For some people work is just a job. You do it, you leave it, you live your life. For other people work is craft and mastery — it’s a large part of your identity and a big source of fulfillment. Both are totally fine. The truth is that people have phoned it in on the job since the beginning of time. Every workplace has at least a few individuals who master the art of creating the illusion of doing work while actually doing nothing at all. Sometimes these people are vice presidents, presidents, and executives.

While phoning it on stuff that actually matters is probably not good for anyone involved, there is nothing wrong with refusing to do meaningless work and attend meaningless meetings. If anything, it’s the sane thing to do. The anthropologist David Graeber found that over 40 percent of jobs are “bullshit,” providing no value to anyone. If you are in one of Graeber’s many bullshit jobs then quiet quitting makes a lot of sense. Why run around like crazy doing stuff for the sake of doing stuff? The problem here isn’t the people who are quietly quitting.
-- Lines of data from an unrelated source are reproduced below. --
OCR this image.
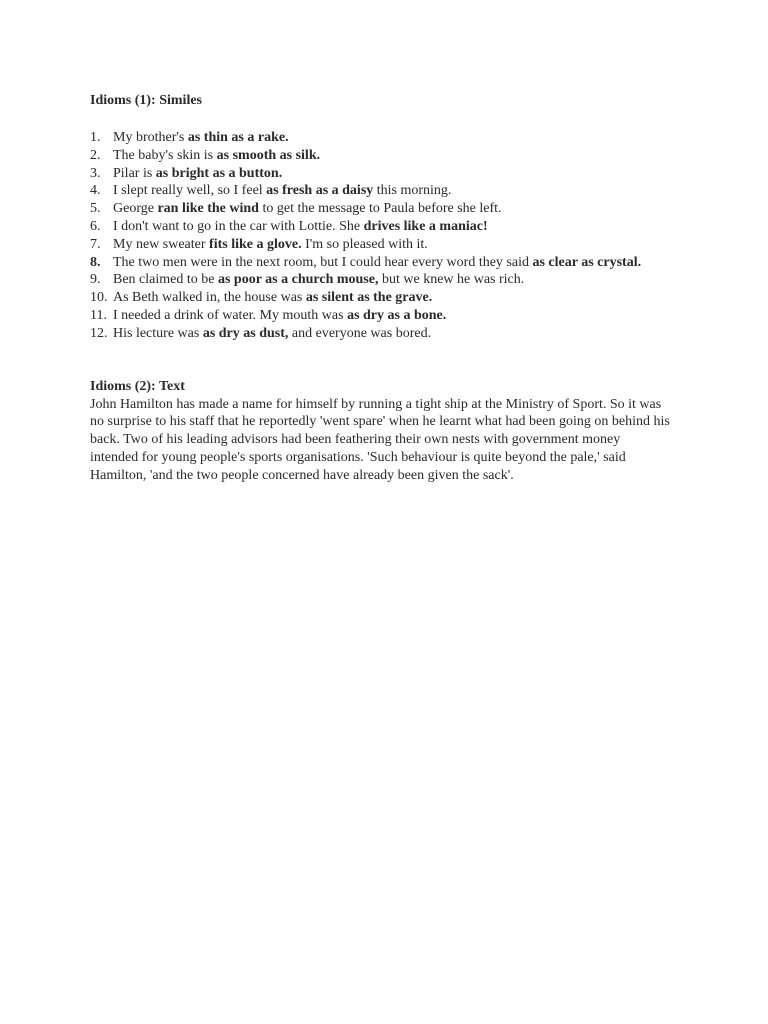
Idioms (1): Similes

1. My brother's as thin as a rake.
2. The baby's skin is as smooth as silk.
3. Pilar is as bright as a button.
4. I slept really well, so I feel as fresh as a daisy this morning.
5. George ran like the wind to get the message to Paula before she left.
6. I don't want to go in the car with Lottie. She drives like a maniac!
7. My new sweater fits like a glove. I'm so pleased with it.
8. The two men were in the next room, but I could hear every word they said as clear as crystal.
9. Ben claimed to be as poor as a church mouse, but we knew he was rich.
10. As Beth walked in, the house was as silent as the grave.
11. I needed a drink of water. My mouth was as dry as a bone.
12. His lecture was as dry as dust, and everyone was bored.

Idioms (2): Text

John Hamilton has made a name for himself by running a tight ship at the Ministry of Sport. So it was no surprise to his staff that he reportedly 'went spare' when he learnt what had been going on behind his back. Two of his leading advisors had been feathering their own nests with government money intended for young people's sports organisations. 'Such behaviour is quite beyond the pale,' said Hamilton, 'and the two people concerned have already been given the sack'.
The problem is there are way too many bullshit jobs.

Another issue is that many bosses and employers want their employees to treat work like it’s a craft but then they treat those same employees like they are just doing a job. You can’t really expect people to give their all if you don’t treat them like they are giving their all. Large swaths of research show that the best jobs (where people work hard and derive meaning and fulfillment from that work) all involve three characteristics:

  1. Autonomy: at least some control over how you spend time and energy.